Characteristically, the Americans wept louder than the bereaved. Long after BBC had moved on to other news items and developments around the world, CNN remained frozen in a bubble, unable to move beyond the London almost-event. After one week of round- the-clock coverage by Wolf Blitzer, Anderson Cooper, Christian Amanpour, and other members of “the best political team on television”, I almost changed the channel but the intellectual analyst/observer in me persevered. I had to determine just how long CNN was going to mourn the civilians who almost died or who could have been killed in London while treating daily news of hundreds of Iraqi and Afghan civilian deaths in the hands of American soldiers as part of its routine “Happening Now”. No mourning here. Those are just collateral damage!

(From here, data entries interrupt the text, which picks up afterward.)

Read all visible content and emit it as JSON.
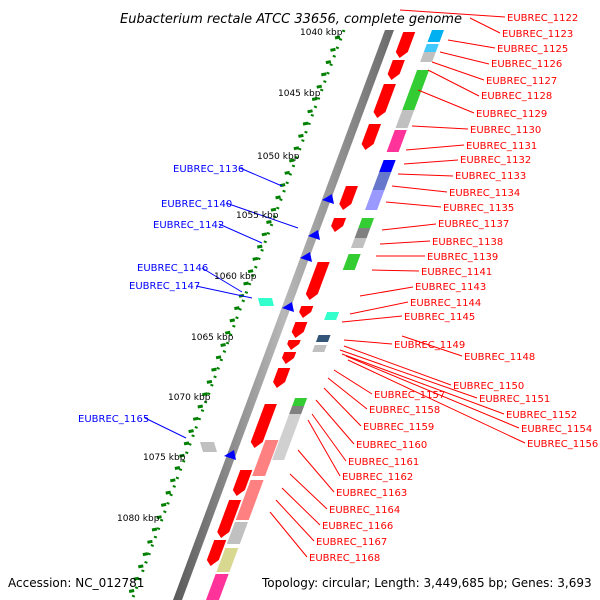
{
  "title": "Eubacterium rectale ATCC 33656, complete genome",
  "accession": "Accession: NC_012781",
  "topology": "Topology: circular; Length: 3,449,685 bp; Genes: 3,693",
  "colors": {
    "forward": "#ff0000",
    "reverse": "#0000ff",
    "ruler": "#008000",
    "backbone": "#808080"
  },
  "ticks": [
    "1040 kbp",
    "1045 kbp",
    "1050 kbp",
    "1055 kbp",
    "1060 kbp",
    "1065 kbp",
    "1070 kbp",
    "1075 kbp",
    "1080 kbp"
  ],
  "left_labels": [
    "EUBREC_1136",
    "EUBREC_1140",
    "EUBREC_1142",
    "EUBREC_1146",
    "EUBREC_1147",
    "EUBREC_1165"
  ],
  "right_labels": [
    "EUBREC_1122",
    "EUBREC_1123",
    "EUBREC_1125",
    "EUBREC_1126",
    "EUBREC_1127",
    "EUBREC_1128",
    "EUBREC_1129",
    "EUBREC_1130",
    "EUBREC_1131",
    "EUBREC_1132",
    "EUBREC_1133",
    "EUBREC_1134",
    "EUBREC_1135",
    "EUBREC_1137",
    "EUBREC_1138",
    "EUBREC_1139",
    "EUBREC_1141",
    "EUBREC_1143",
    "EUBREC_1144",
    "EUBREC_1145",
    "EUBREC_1149",
    "EUBREC_1148",
    "EUBREC_1150",
    "EUBREC_1151",
    "EUBREC_1152",
    "EUBREC_1154",
    "EUBREC_1156",
    "EUBREC_1157",
    "EUBREC_1158",
    "EUBREC_1159",
    "EUBREC_1160",
    "EUBREC_1161",
    "EUBREC_1162",
    "EUBREC_1163",
    "EUBREC_1164",
    "EUBREC_1166",
    "EUBREC_1167",
    "EUBREC_1168"
  ]
}
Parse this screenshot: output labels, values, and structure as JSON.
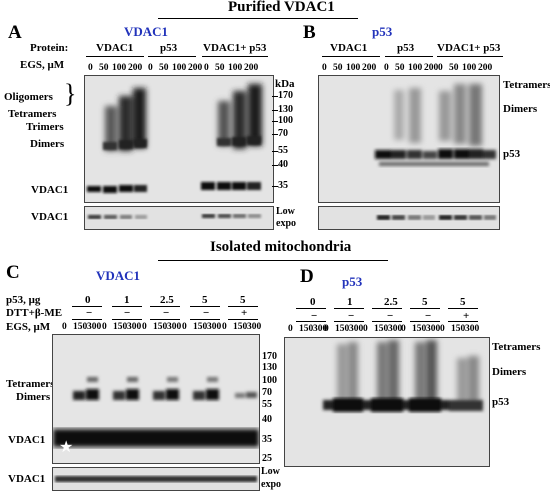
{
  "titles": {
    "purified": "Purified VDAC1",
    "isolated": "Isolated mitochondria"
  },
  "panel_A": {
    "letter": "A",
    "subtitle": "VDAC1",
    "protein_label": "Protein:",
    "proteins": [
      "VDAC1",
      "p53",
      "VDAC1+ p53"
    ],
    "egs_label": "EGS, μM",
    "egs_values": [
      "0",
      "50",
      "100",
      "200",
      "0",
      "50",
      "100",
      "200",
      "0",
      "50",
      "100",
      "200"
    ],
    "left_labels": [
      "Oligomers",
      "Tetramers",
      "Trimers",
      "Dimers",
      "VDAC1"
    ],
    "low_blot_label": "VDAC1"
  },
  "panel_B": {
    "letter": "B",
    "subtitle": "p53",
    "proteins": [
      "VDAC1",
      "p53",
      "VDAC1+ p53"
    ],
    "egs_values": [
      "0",
      "50",
      "100",
      "200",
      "0",
      "50",
      "100",
      "200",
      "0",
      "50",
      "100",
      "200"
    ],
    "right_labels": [
      "Tetramers",
      "Dimers",
      "p53"
    ]
  },
  "markers": {
    "kda_label": "kDa",
    "values": [
      "170",
      "130",
      "100",
      "70",
      "55",
      "40",
      "35"
    ],
    "low_expo": [
      "Low",
      "expo"
    ]
  },
  "panel_C": {
    "letter": "C",
    "subtitle": "VDAC1",
    "p53_label": "p53, μg",
    "p53_values": [
      "0",
      "1",
      "2.5",
      "5",
      "5"
    ],
    "dtt_label": "DTT+β-ME",
    "dtt_values": [
      "−",
      "−",
      "−",
      "−",
      "+"
    ],
    "egs_label": "EGS, μM",
    "egs_values": [
      "0",
      "150",
      "300",
      "0",
      "150",
      "300",
      "0",
      "150",
      "300",
      "0",
      "150",
      "300",
      "0",
      "150",
      "300"
    ],
    "left_labels": [
      "Tetramers",
      "Dimers",
      "VDAC1"
    ],
    "star": "★",
    "low_blot_label": "VDAC1"
  },
  "markers_C": {
    "values": [
      "170",
      "130",
      "100",
      "70",
      "55",
      "40",
      "35",
      "25"
    ],
    "low_expo": [
      "Low",
      "expo"
    ]
  },
  "panel_D": {
    "letter": "D",
    "subtitle": "p53",
    "p53_values": [
      "0",
      "1",
      "2.5",
      "5",
      "5"
    ],
    "dtt_values": [
      "−",
      "−",
      "−",
      "−",
      "+"
    ],
    "egs_values": [
      "0",
      "150",
      "300",
      "0",
      "150",
      "300",
      "0",
      "150",
      "300",
      "0",
      "150",
      "300",
      "0",
      "150",
      "300"
    ],
    "right_labels": [
      "Tetramers",
      "Dimers",
      "p53"
    ]
  }
}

And so CNN’s self-declared season of mourning continued. On day ten of mourning, CNN was in New Mexico performing an experiment. They bought an automobile similar to one of the London cars, rigged it with explosives similar to those discovered in London, and exploded it in the desert of New Mexico just to assess how much damage could potentially have been done had the bombs in London exploded, just how many civilians could have been killed. Welcome to the domain of Hypothetical damage! The reporter of course wears an appropriate mournful look for the occasion as the results of CNN’s experiment are reeled out. In the interest of the same logic being applicable to the goose and the gander, why has it never occurred to CNN to buy a fighter jet or an apache helicopter, load it with all the cluster bombs that are the regular fare of Afghan and Iraqi women and children, and experiment it in America, if they are suddenly so enamoured of potential scenarios and hypotheticals? Just as their New Mexico experiment allowed them to take project themselves and their audience into the pain, the sorrow, and the anguish of the people of London over the casualties they almost suffered, what exactly is preventing CNN from taking themselves and their audience on a similar tour of the mental and physical anguish of Afghans and Iraqis on accounts of the casualties that they actually suffer as collateral damage from American bombs?

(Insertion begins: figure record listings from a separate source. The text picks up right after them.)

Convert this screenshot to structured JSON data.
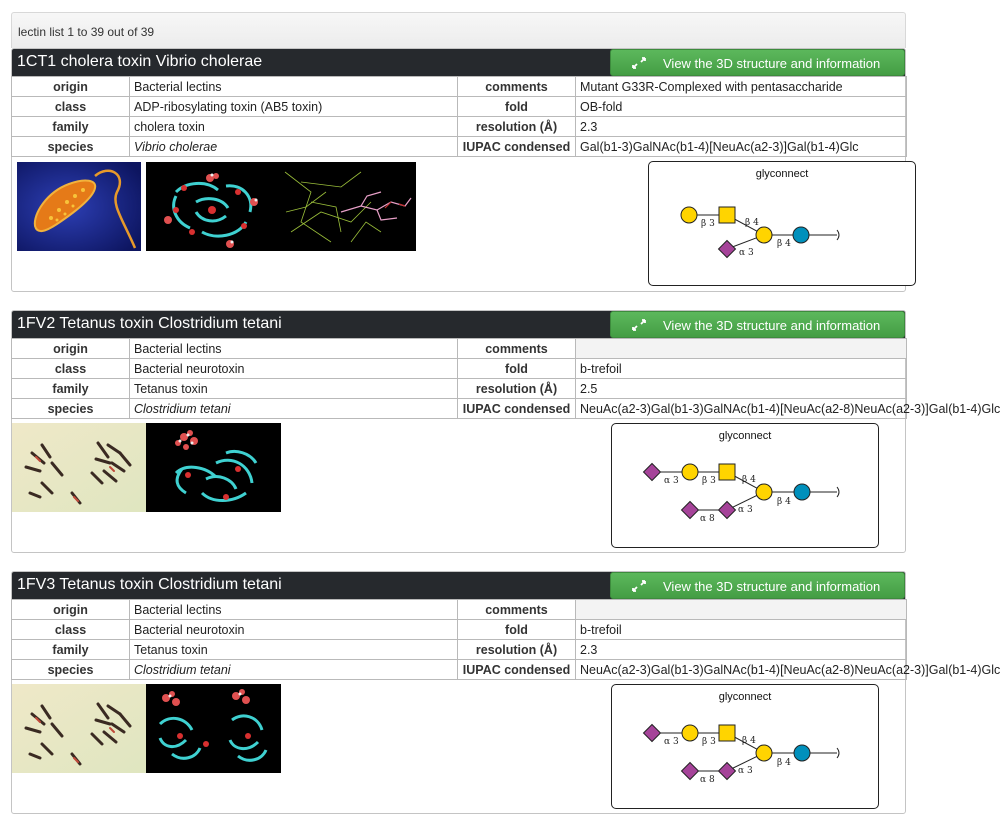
{
  "list_header": "lectin list 1 to 39 out of 39",
  "view_button_label": "View the 3D structure and information",
  "glycan_box_title": "glyconnect",
  "labels": {
    "origin": "origin",
    "class": "class",
    "family": "family",
    "species": "species",
    "comments": "comments",
    "fold": "fold",
    "resolution": "resolution (Å)",
    "iupac": "IUPAC condensed"
  },
  "entries": [
    {
      "title": "1CT1 cholera toxin Vibrio cholerae",
      "origin": "Bacterial lectins",
      "class": "ADP-ribosylating toxin (AB5 toxin)",
      "family": "cholera toxin",
      "species": "Vibrio cholerae",
      "comments": "Mutant G33R-Complexed with pentasaccharide",
      "fold": "OB-fold",
      "resolution": "2.3",
      "iupac": "Gal(b1-3)GalNAc(b1-4)[NeuAc(a2-3)]Gal(b1-4)Glc",
      "glycan_linkages": [
        "β 3",
        "β 4",
        "β 4",
        "α 3"
      ]
    },
    {
      "title": "1FV2 Tetanus toxin Clostridium tetani",
      "origin": "Bacterial lectins",
      "class": "Bacterial neurotoxin",
      "family": "Tetanus toxin",
      "species": "Clostridium tetani",
      "comments": "",
      "fold": "b-trefoil",
      "resolution": "2.5",
      "iupac": "NeuAc(a2-3)Gal(b1-3)GalNAc(b1-4)[NeuAc(a2-8)NeuAc(a2-3)]Gal(b1-4)Glc",
      "glycan_linkages": [
        "α 3",
        "β 3",
        "β 4",
        "β 4",
        "α 8",
        "α 3"
      ]
    },
    {
      "title": "1FV3 Tetanus toxin Clostridium tetani",
      "origin": "Bacterial lectins",
      "class": "Bacterial neurotoxin",
      "family": "Tetanus toxin",
      "species": "Clostridium tetani",
      "comments": "",
      "fold": "b-trefoil",
      "resolution": "2.3",
      "iupac": "NeuAc(a2-3)Gal(b1-3)GalNAc(b1-4)[NeuAc(a2-8)NeuAc(a2-3)]Gal(b1-4)Glc",
      "glycan_linkages": [
        "α 3",
        "β 3",
        "β 4",
        "β 4",
        "α 8",
        "α 3"
      ]
    }
  ],
  "colors": {
    "header_bg": "#26292d",
    "button_green": "#5cb85c",
    "galactose_yellow": "#FFD400",
    "galnac_yellow": "#FFD400",
    "glucose_blue": "#0090BC",
    "neuac_purple": "#A54399"
  }
}
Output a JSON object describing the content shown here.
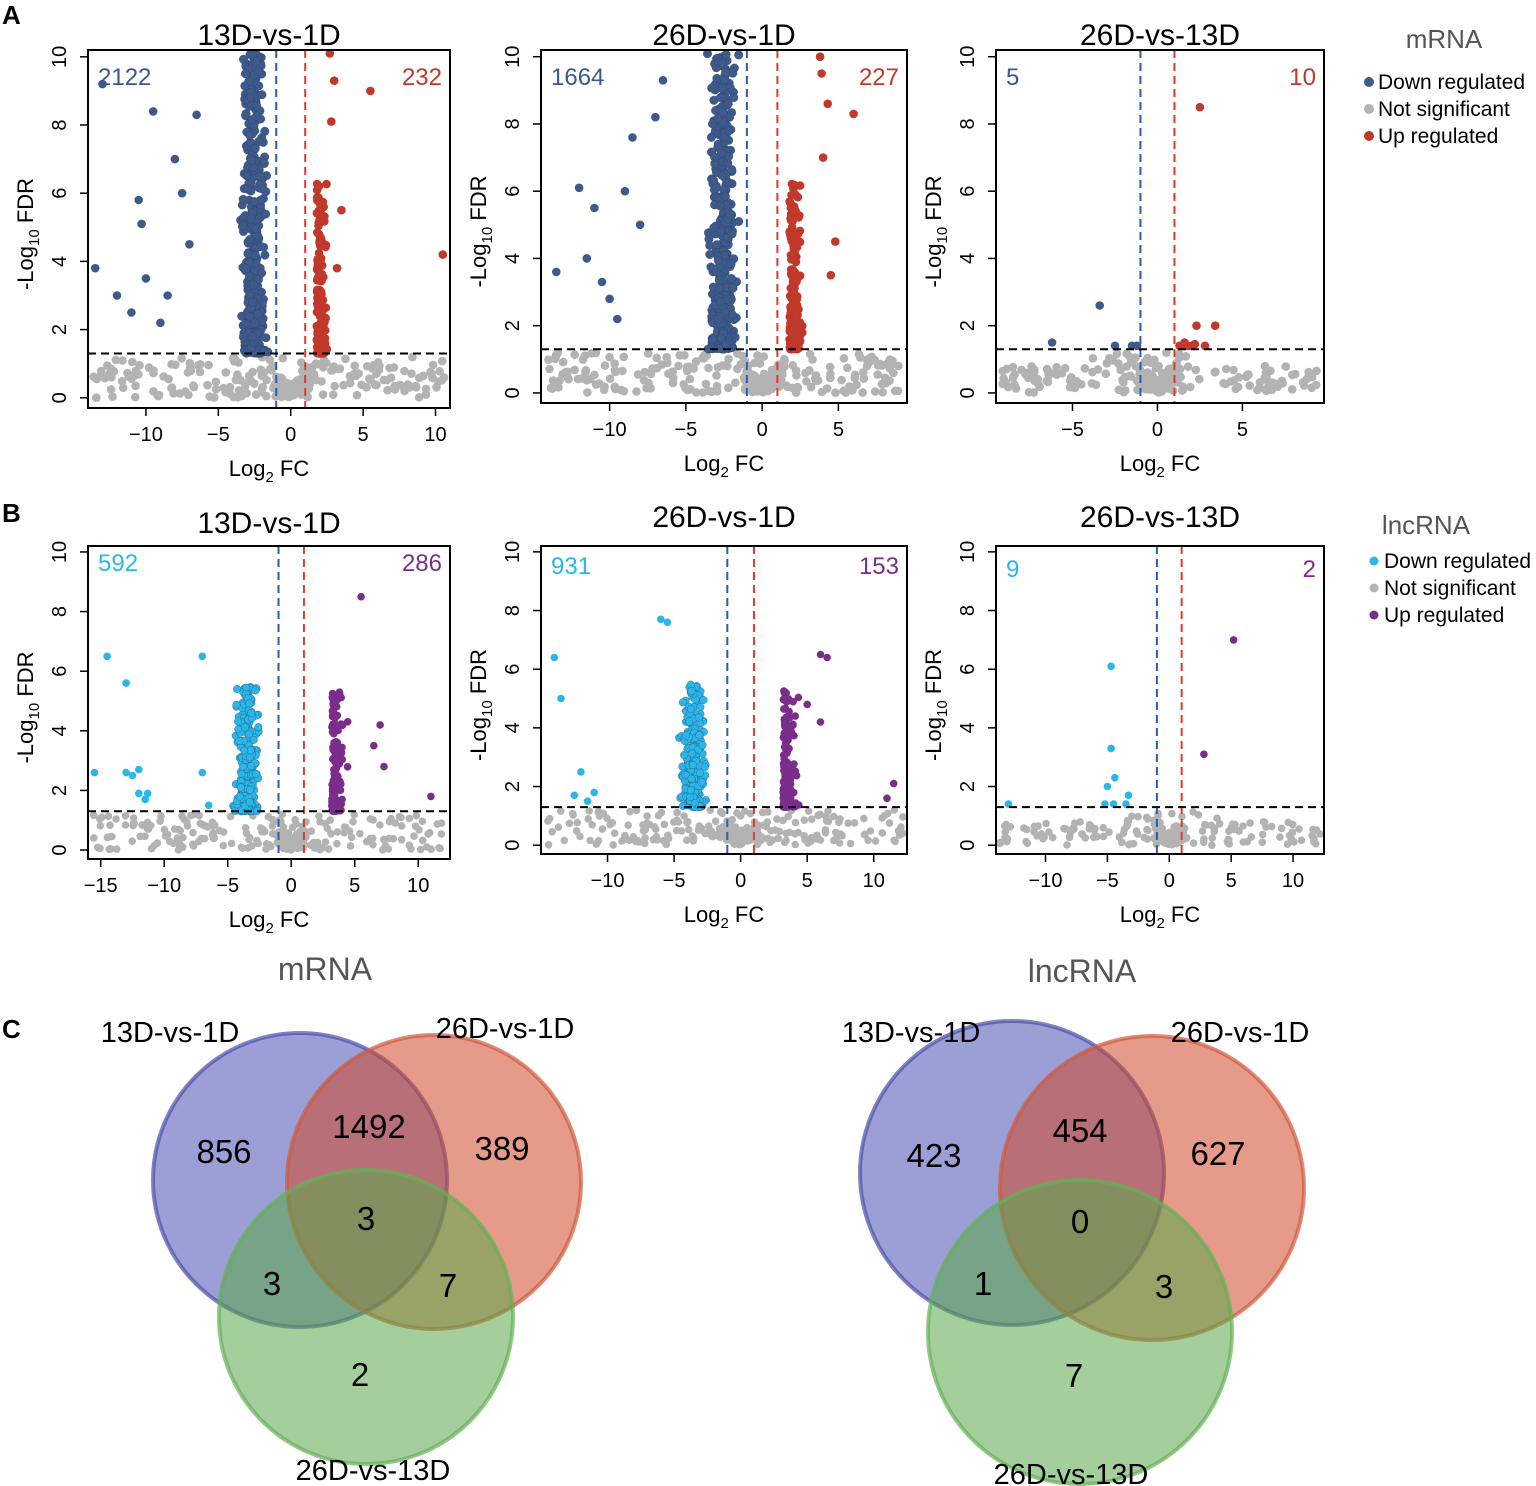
{
  "panel_letters": {
    "a": "A",
    "b": "B",
    "c": "C"
  },
  "legends": {
    "mrna": {
      "title": "mRNA",
      "items": [
        {
          "label": "Down regulated",
          "color": "#3d5a8a"
        },
        {
          "label": "Not significant",
          "color": "#b3b3b3"
        },
        {
          "label": "Up regulated",
          "color": "#c0392b"
        }
      ]
    },
    "lncrna": {
      "title": "lncRNA",
      "items": [
        {
          "label": "Down regulated",
          "color": "#29b6e8"
        },
        {
          "label": "Not significant",
          "color": "#b3b3b3"
        },
        {
          "label": "Up regulated",
          "color": "#7b2d8b"
        }
      ]
    }
  },
  "axis_text": {
    "xlabel_main": "Log",
    "xlabel_sub": "2",
    "xlabel_rest": " FC",
    "ylabel_main": "-Log",
    "ylabel_sub": "10",
    "ylabel_rest": " FDR"
  },
  "chart_data": [
    {
      "type": "scatter",
      "id": "mrna-13D-vs-1D",
      "title": "13D-vs-1D",
      "rna": "mRNA",
      "xlim": [
        -14,
        11
      ],
      "ylim": [
        -0.3,
        10.2
      ],
      "xticks": [
        -10,
        -5,
        0,
        5,
        10
      ],
      "yticks": [
        0,
        2,
        4,
        6,
        8,
        10
      ],
      "fc_threshold": [
        -1,
        1
      ],
      "fdr_threshold": 1.3,
      "down_count": "2122",
      "up_count": "232",
      "down_color": "#3d5a8a",
      "up_color": "#c0392b",
      "down_outliers": [
        [
          -13.5,
          3.8
        ],
        [
          -13,
          9.2
        ],
        [
          -10.5,
          5.8
        ],
        [
          -10.3,
          5.1
        ],
        [
          -9.5,
          8.4
        ],
        [
          -8,
          7
        ],
        [
          -9,
          2.2
        ],
        [
          -10,
          3.5
        ],
        [
          -7.5,
          6
        ],
        [
          -12,
          3
        ],
        [
          -11,
          2.5
        ],
        [
          -6.5,
          8.3
        ],
        [
          -7,
          4.5
        ],
        [
          -8.5,
          3
        ]
      ],
      "up_outliers": [
        [
          10.5,
          4.2
        ],
        [
          5.5,
          9
        ],
        [
          3,
          9.3
        ],
        [
          2.7,
          10.1
        ],
        [
          3.5,
          5.5
        ],
        [
          3.2,
          3.8
        ],
        [
          2.8,
          8.1
        ]
      ]
    },
    {
      "type": "scatter",
      "id": "mrna-26D-vs-1D",
      "title": "26D-vs-1D",
      "rna": "mRNA",
      "xlim": [
        -14.5,
        9.5
      ],
      "ylim": [
        -0.3,
        10.2
      ],
      "xticks": [
        -10,
        -5,
        0,
        5
      ],
      "yticks": [
        0,
        2,
        4,
        6,
        8,
        10
      ],
      "fc_threshold": [
        -1,
        1
      ],
      "fdr_threshold": 1.3,
      "down_count": "1664",
      "up_count": "227",
      "down_color": "#3d5a8a",
      "up_color": "#c0392b",
      "down_outliers": [
        [
          -13.5,
          3.6
        ],
        [
          -12,
          6.1
        ],
        [
          -11.5,
          4
        ],
        [
          -10.5,
          3.3
        ],
        [
          -10,
          2.8
        ],
        [
          -9,
          6
        ],
        [
          -8.5,
          7.6
        ],
        [
          -8,
          5
        ],
        [
          -11,
          5.5
        ],
        [
          -9.5,
          2.2
        ],
        [
          -7,
          8.2
        ],
        [
          -6.5,
          9.3
        ]
      ],
      "up_outliers": [
        [
          6,
          8.3
        ],
        [
          4.3,
          8.6
        ],
        [
          3.8,
          10
        ],
        [
          3.9,
          9.5
        ],
        [
          4.5,
          3.5
        ],
        [
          4,
          7
        ],
        [
          4.8,
          4.5
        ]
      ]
    },
    {
      "type": "scatter",
      "id": "mrna-26D-vs-13D",
      "title": "26D-vs-13D",
      "rna": "mRNA",
      "xlim": [
        -9.5,
        9.8
      ],
      "ylim": [
        -0.3,
        10.2
      ],
      "xticks": [
        -5,
        0,
        5
      ],
      "yticks": [
        0,
        2,
        4,
        6,
        8,
        10
      ],
      "fc_threshold": [
        -1,
        1
      ],
      "fdr_threshold": 1.3,
      "down_count": "5",
      "up_count": "10",
      "down_color": "#3d5a8a",
      "up_color": "#c0392b",
      "down_outliers": [
        [
          -3.4,
          2.6
        ],
        [
          -6.2,
          1.5
        ],
        [
          -2.5,
          1.4
        ],
        [
          -1.5,
          1.4
        ],
        [
          -1.2,
          1.4
        ]
      ],
      "up_outliers": [
        [
          2.5,
          8.5
        ],
        [
          2.3,
          2
        ],
        [
          3.4,
          2
        ],
        [
          1.5,
          1.4
        ],
        [
          1.8,
          1.4
        ],
        [
          2,
          1.4
        ],
        [
          2.2,
          1.45
        ],
        [
          1.3,
          1.4
        ],
        [
          2.8,
          1.4
        ],
        [
          1.6,
          1.5
        ]
      ]
    },
    {
      "type": "scatter",
      "id": "lnc-13D-vs-1D",
      "title": "13D-vs-1D",
      "rna": "lncRNA",
      "xlim": [
        -16,
        12.5
      ],
      "ylim": [
        -0.3,
        10.2
      ],
      "xticks": [
        -15,
        -10,
        -5,
        0,
        5,
        10
      ],
      "yticks": [
        0,
        2,
        4,
        6,
        8,
        10
      ],
      "fc_threshold": [
        -1,
        1
      ],
      "fdr_threshold": 1.3,
      "down_count": "592",
      "up_count": "286",
      "down_color": "#29b6e8",
      "up_color": "#7b2d8b",
      "down_outliers": [
        [
          -14.5,
          6.5
        ],
        [
          -15.5,
          2.6
        ],
        [
          -13,
          5.6
        ],
        [
          -13,
          2.6
        ],
        [
          -12.5,
          2.5
        ],
        [
          -12,
          2.7
        ],
        [
          -12,
          1.9
        ],
        [
          -11.5,
          1.7
        ],
        [
          -11.3,
          1.9
        ],
        [
          -7,
          6.5
        ],
        [
          -7,
          2.6
        ],
        [
          -6.5,
          1.5
        ]
      ],
      "up_outliers": [
        [
          5.5,
          8.5
        ],
        [
          11,
          1.8
        ],
        [
          6.5,
          3.5
        ],
        [
          7,
          4.2
        ],
        [
          7.3,
          2.8
        ]
      ]
    },
    {
      "type": "scatter",
      "id": "lnc-26D-vs-1D",
      "title": "26D-vs-1D",
      "rna": "lncRNA",
      "xlim": [
        -15,
        12.5
      ],
      "ylim": [
        -0.3,
        10.2
      ],
      "xticks": [
        -10,
        -5,
        0,
        5,
        10
      ],
      "yticks": [
        0,
        2,
        4,
        6,
        8,
        10
      ],
      "fc_threshold": [
        -1,
        1
      ],
      "fdr_threshold": 1.3,
      "down_count": "931",
      "up_count": "153",
      "down_color": "#29b6e8",
      "up_color": "#7b2d8b",
      "down_outliers": [
        [
          -14,
          6.4
        ],
        [
          -13.5,
          5
        ],
        [
          -12,
          2.5
        ],
        [
          -11.5,
          1.5
        ],
        [
          -12.5,
          1.7
        ],
        [
          -11,
          1.8
        ],
        [
          -6,
          7.7
        ],
        [
          -5.5,
          7.6
        ]
      ],
      "up_outliers": [
        [
          6,
          6.5
        ],
        [
          6.5,
          6.4
        ],
        [
          6,
          4.2
        ],
        [
          11,
          1.6
        ],
        [
          11.5,
          2.1
        ],
        [
          5,
          4.8
        ]
      ]
    },
    {
      "type": "scatter",
      "id": "lnc-26D-vs-13D",
      "title": "26D-vs-13D",
      "rna": "lncRNA",
      "xlim": [
        -14,
        12.5
      ],
      "ylim": [
        -0.3,
        10.2
      ],
      "xticks": [
        -10,
        -5,
        0,
        5,
        10
      ],
      "yticks": [
        0,
        2,
        4,
        6,
        8,
        10
      ],
      "fc_threshold": [
        -1,
        1
      ],
      "fdr_threshold": 1.3,
      "down_count": "9",
      "up_count": "2",
      "down_color": "#29b6e8",
      "up_color": "#7b2d8b",
      "down_outliers": [
        [
          -4.7,
          6.1
        ],
        [
          -4.7,
          3.3
        ],
        [
          -4.4,
          2.3
        ],
        [
          -5,
          2
        ],
        [
          -3.3,
          1.7
        ],
        [
          -4.5,
          1.4
        ],
        [
          -3.5,
          1.4
        ],
        [
          -13,
          1.4
        ],
        [
          -5.2,
          1.4
        ]
      ],
      "up_outliers": [
        [
          5.2,
          7
        ],
        [
          2.8,
          3.1
        ]
      ]
    },
    {
      "type": "venn",
      "id": "venn-mrna",
      "title": "mRNA",
      "sets": [
        "13D-vs-1D",
        "26D-vs-1D",
        "26D-vs-13D"
      ],
      "set_colors": [
        "#4b4fb5",
        "#d1482a",
        "#5aa84a"
      ],
      "regions": {
        "only_a": "856",
        "only_b": "389",
        "only_c": "2",
        "ab": "1492",
        "ac": "3",
        "bc": "7",
        "abc": "3"
      }
    },
    {
      "type": "venn",
      "id": "venn-lncrna",
      "title": "lncRNA",
      "sets": [
        "13D-vs-1D",
        "26D-vs-1D",
        "26D-vs-13D"
      ],
      "set_colors": [
        "#4b4fb5",
        "#d1482a",
        "#5aa84a"
      ],
      "regions": {
        "only_a": "423",
        "only_b": "627",
        "only_c": "7",
        "ab": "454",
        "ac": "1",
        "bc": "3",
        "abc": "0"
      }
    }
  ]
}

Slowly but surely, we are headed for an international moral order that privileges hypothetical pain over actual pain, so long as that hypothetical pain is believed to be Western and the actual pain is believed to have a different complexion or slightly flatter noses. Slowly but surely, we are journeying towards a situation in which the hitherto secure democracy of death will be completely unhinged by the West and its primordial instinct to hierarchize. Not only will our dead and their dead not be allowed to be equal, we will now watch our dead compared with and rated lower than the almost dead, the hypothetical dead of Europe and America. This is the destination of CNN’s train and it is our responsibility as intellectuals to refuse a ride on this abominable train, even if the ticket is free!

I hear you...

I have been saying for the last two years and will continue to say, that Western civilization is a sick, decadent and dying . As you say, there's something fundamentally warped with human beings who peg so much on hypothetical, potential deaths while passively ignoring the real ones. Western civilization is one that is afraid of being human, for to embrace humanity - as you say again - is to accept that death is inevitable regardless of who or what one is. No wonder they talk about human rights - they think that by repeating the word, they will be able to forget that they stopped living like human beings 400 years ago when they shackled Africans to ships to go and work in their plantations. As Nikki Giovanni says in Racism 101, the challenge facing the world today is to civilize the Western world.